After retirement, Don and Dorothy wintered in Alamos, Mexico, where he developed a cattle ranch and hired many local residents.
He taught mining safety for the University of Alaska Anchorage, was a founding member of the Knights of Columbus in Anchorage, and a lifetime member of the American Legion Jack Henry Post 1, a longtime member of the Alaska Miners Association and the OX5 Aviation Pioneers.
He was preceded in death by his wife of more than 70 years, Dorothy Wilcox, who died just six weeks before he did and by his oldest son, Walter James Wilcox. He is survived by his children, Mary Lucy Cannelos (George), Katie Hill (George), Dorothy Bennett (Jim), Bill (Mary Lou) Wilcox, Christine Hume, Glen (Esra) Wilcox and Peggy (Theo Graber) Wilcox, 16 grandchildren and many beloved great grandchildren.
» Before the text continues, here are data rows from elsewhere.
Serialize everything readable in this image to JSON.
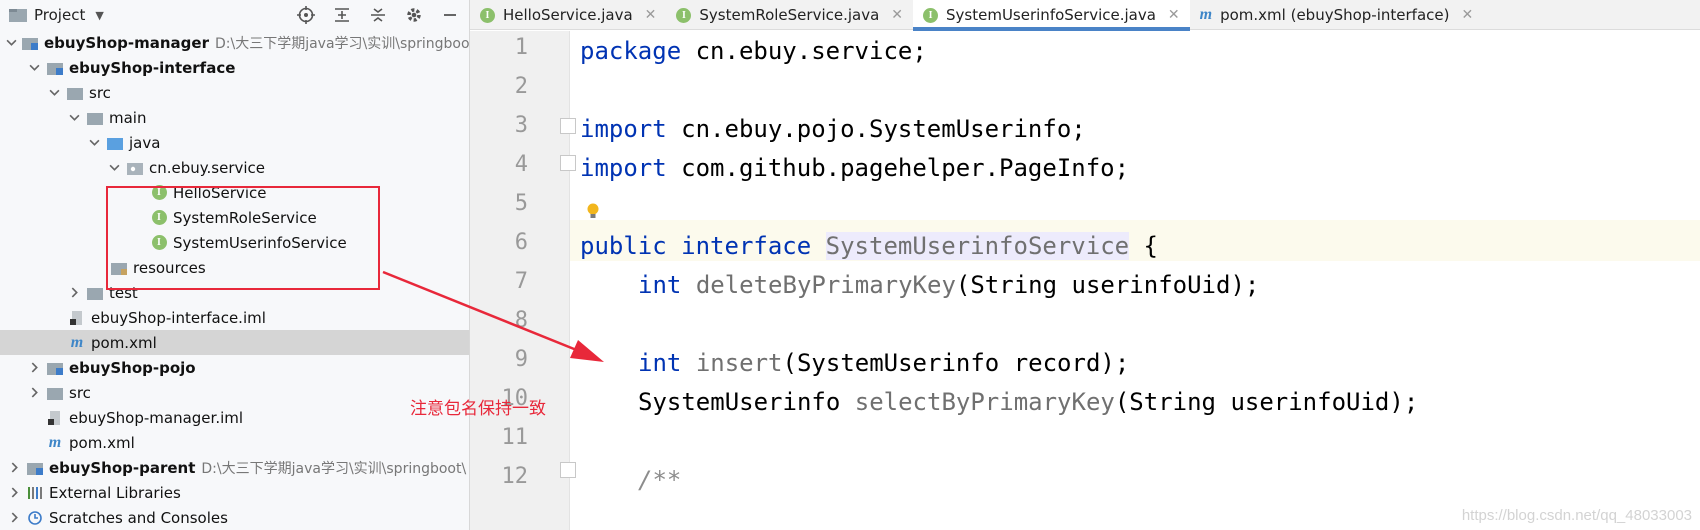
{
  "project_panel": {
    "title": "Project",
    "tree": [
      {
        "name": "ebuyShop-manager",
        "path": "D:\\大三下学期java学习\\实训\\springboo",
        "bold": true
      },
      {
        "name": "ebuyShop-interface",
        "bold": true
      },
      {
        "name": "src"
      },
      {
        "name": "main"
      },
      {
        "name": "java"
      },
      {
        "name": "cn.ebuy.service"
      },
      {
        "name": "HelloService"
      },
      {
        "name": "SystemRoleService"
      },
      {
        "name": "SystemUserinfoService"
      },
      {
        "name": "resources"
      },
      {
        "name": "test"
      },
      {
        "name": "ebuyShop-interface.iml"
      },
      {
        "name": "pom.xml"
      },
      {
        "name": "ebuyShop-pojo",
        "bold": true
      },
      {
        "name": "src"
      },
      {
        "name": "ebuyShop-manager.iml"
      },
      {
        "name": "pom.xml"
      },
      {
        "name": "ebuyShop-parent",
        "path": "D:\\大三下学期java学习\\实训\\springboot\\",
        "bold": true
      },
      {
        "name": "External Libraries"
      },
      {
        "name": "Scratches and Consoles"
      }
    ]
  },
  "tabs": [
    {
      "label": "HelloService.java",
      "active": false
    },
    {
      "label": "SystemRoleService.java",
      "active": false
    },
    {
      "label": "SystemUserinfoService.java",
      "active": true
    },
    {
      "label": "pom.xml (ebuyShop-interface)",
      "active": false
    }
  ],
  "editor": {
    "line_numbers": [
      "1",
      "2",
      "3",
      "4",
      "5",
      "6",
      "7",
      "8",
      "9",
      "10",
      "11",
      "12"
    ],
    "code": {
      "l1_kw": "package",
      "l1_rest": " cn.ebuy.service;",
      "l3_kw": "import",
      "l3_rest": " cn.ebuy.pojo.SystemUserinfo;",
      "l4_kw": "import",
      "l4_rest": " com.github.pagehelper.PageInfo;",
      "l6_kw1": "public",
      "l6_kw2": "interface",
      "l6_name": "SystemUserinfoService",
      "l6_rest": " {",
      "l7_kw": "int",
      "l7_method": "deleteByPrimaryKey",
      "l7_rest": "(String userinfoUid);",
      "l9_kw": "int",
      "l9_method": "insert",
      "l9_rest": "(SystemUserinfo record);",
      "l10_type": "SystemUserinfo",
      "l10_method": "selectByPrimaryKey",
      "l10_rest": "(String userinfoUid);",
      "l12_comment": "/**"
    }
  },
  "annotation": {
    "text": "注意包名保持一致",
    "color": "#e8283a"
  },
  "watermark": "https://blog.csdn.net/qq_48033003",
  "colors": {
    "keyword": "#0033b3",
    "interface_badge": "#8cc06b",
    "active_tab_underline": "#4a83c7",
    "annotation_red": "#e8283a"
  }
}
His extensive family resides in Alaska, the lower 48 and as far away as Norway and Turkey.
A celebration of life will be held later in the summer.
The family wishes to thank the Veterans Administration and especially Sharon Ameline for their dedicated care so that Don and Dorothy could live at home during their final years.
Published by Daily News-Miner on Mar. 13, 2020.